Thiolated Silk and Chitosan Blended Hydrogels

Self-healing hydrogels have numerous biomedical applications such as wound healing, drug delivery, and tissue engineering. Thiol-silk hydrogels have been previously investigated due to the stability, durability, and high mechanical strength of silk. However, silk hydrogel scaffolding is brittle and limited in function in a 3D cell culture environment. Chitosan is a polysaccharide derived from chitin found in insect, shellfish, and crustacean exoskeletons. Chitosan has high antibacterial properties and hemostatic potential, but poor mechanical strength and low solubility at neutral pH. Blending chitosan with silk hydrogels is anticipated to improve the flexibility and mechanical properties over silk alone. The Murphy group previously developed a procedure for creating thiol-modified silk to form a hydrogel via disulfide crosslinking.

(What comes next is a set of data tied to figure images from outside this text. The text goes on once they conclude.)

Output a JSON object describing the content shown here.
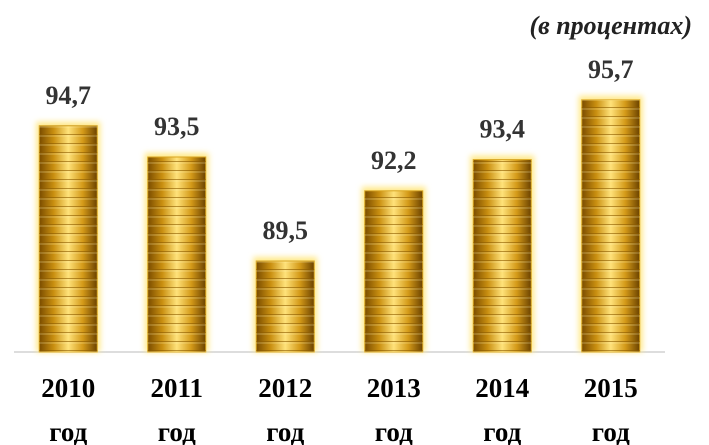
{
  "chart_data": {
    "type": "bar",
    "subtitle": "(в процентах)",
    "categories": [
      "2010 год",
      "2011 год",
      "2012 год",
      "2013 год",
      "2014 год",
      "2015 год"
    ],
    "values": [
      94.7,
      93.5,
      89.5,
      92.2,
      93.4,
      95.7
    ],
    "value_labels": [
      "94,7",
      "93,5",
      "89,5",
      "92,2",
      "93,4",
      "95,7"
    ],
    "color": "#d9a520",
    "ylim": [
      86,
      96
    ]
  }
}
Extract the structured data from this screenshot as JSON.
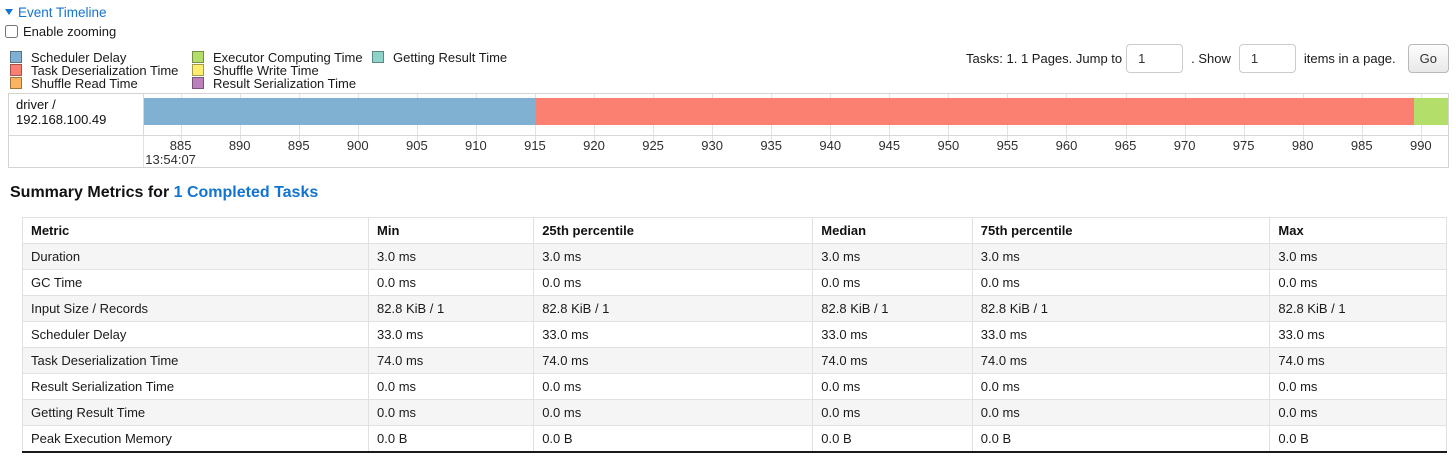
{
  "event_timeline": {
    "title": "Event Timeline",
    "enable_zooming_label": "Enable zooming",
    "legend_columns": [
      [
        {
          "label": "Scheduler Delay",
          "color": "#80B1D3"
        },
        {
          "label": "Task Deserialization Time",
          "color": "#FB8072"
        },
        {
          "label": "Shuffle Read Time",
          "color": "#FDB462"
        }
      ],
      [
        {
          "label": "Executor Computing Time",
          "color": "#B3DE69"
        },
        {
          "label": "Shuffle Write Time",
          "color": "#FFED6F"
        },
        {
          "label": "Result Serialization Time",
          "color": "#BC80BD"
        }
      ],
      [
        {
          "label": "Getting Result Time",
          "color": "#8DD3C7"
        }
      ]
    ]
  },
  "pagination": {
    "tasks_label": "Tasks: 1. 1 Pages. Jump to",
    "jump_value": "1",
    "show_label": ". Show",
    "show_value": "1",
    "items_label": "items in a page.",
    "go_label": "Go"
  },
  "chart_data": {
    "type": "timeline",
    "row_label": "driver / 192.168.100.49",
    "axis_range": [
      881.9,
      992.3
    ],
    "ticks": [
      885,
      890,
      895,
      900,
      905,
      910,
      915,
      920,
      925,
      930,
      935,
      940,
      945,
      950,
      955,
      960,
      965,
      970,
      975,
      980,
      985,
      990
    ],
    "time_sublabel": {
      "tick": 885,
      "text": "13:54:07"
    },
    "segments": [
      {
        "name": "Scheduler Delay",
        "start": 881.9,
        "end": 915.1,
        "color": "#80B1D3"
      },
      {
        "name": "Task Deserialization Time",
        "start": 915.1,
        "end": 989.4,
        "color": "#FB8072"
      },
      {
        "name": "Executor Computing Time",
        "start": 989.4,
        "end": 992.3,
        "color": "#B3DE69"
      }
    ]
  },
  "summary": {
    "heading_prefix": "Summary Metrics for ",
    "heading_link": "1 Completed Tasks",
    "table": {
      "columns": [
        "Metric",
        "Min",
        "25th percentile",
        "Median",
        "75th percentile",
        "Max"
      ],
      "rows": [
        {
          "metric": "Duration",
          "values": [
            "3.0 ms",
            "3.0 ms",
            "3.0 ms",
            "3.0 ms",
            "3.0 ms"
          ],
          "highlighted": false
        },
        {
          "metric": "GC Time",
          "values": [
            "0.0 ms",
            "0.0 ms",
            "0.0 ms",
            "0.0 ms",
            "0.0 ms"
          ],
          "highlighted": true
        },
        {
          "metric": "Input Size / Records",
          "values": [
            "82.8 KiB / 1",
            "82.8 KiB / 1",
            "82.8 KiB / 1",
            "82.8 KiB / 1",
            "82.8 KiB / 1"
          ],
          "highlighted": false
        },
        {
          "metric": "Scheduler Delay",
          "values": [
            "33.0 ms",
            "33.0 ms",
            "33.0 ms",
            "33.0 ms",
            "33.0 ms"
          ],
          "highlighted": false
        },
        {
          "metric": "Task Deserialization Time",
          "values": [
            "74.0 ms",
            "74.0 ms",
            "74.0 ms",
            "74.0 ms",
            "74.0 ms"
          ],
          "highlighted": false
        },
        {
          "metric": "Result Serialization Time",
          "values": [
            "0.0 ms",
            "0.0 ms",
            "0.0 ms",
            "0.0 ms",
            "0.0 ms"
          ],
          "highlighted": false
        },
        {
          "metric": "Getting Result Time",
          "values": [
            "0.0 ms",
            "0.0 ms",
            "0.0 ms",
            "0.0 ms",
            "0.0 ms"
          ],
          "highlighted": false
        },
        {
          "metric": "Peak Execution Memory",
          "values": [
            "0.0 B",
            "0.0 B",
            "0.0 B",
            "0.0 B",
            "0.0 B"
          ],
          "highlighted": false
        }
      ]
    }
  },
  "colors": {
    "link_blue": "#1374cf",
    "highlight_green": "#5b9e31",
    "stripe_gray": "#f5f5f5"
  }
}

Here, this strategy was adapted for chitosan, which should allow uniform crosslinking to occur between thiol-silk and thiol-chitosan. The addition of thiols to the polymers was monitored with 1H NMR spectroscopy. Other characterization techniques used were UV-Vis spectroscopy and rheology, which verified that the reaction occurred as expected and compared the properties of the combined hydrogels to the plain thiol silk or thiol chitosan gels. This work aims to produce a reproducible protocol that combines thiol-silk and thiol-chitosan into a more mechanically robust self-healing hydrogel than a gel comprised of either polymer alone.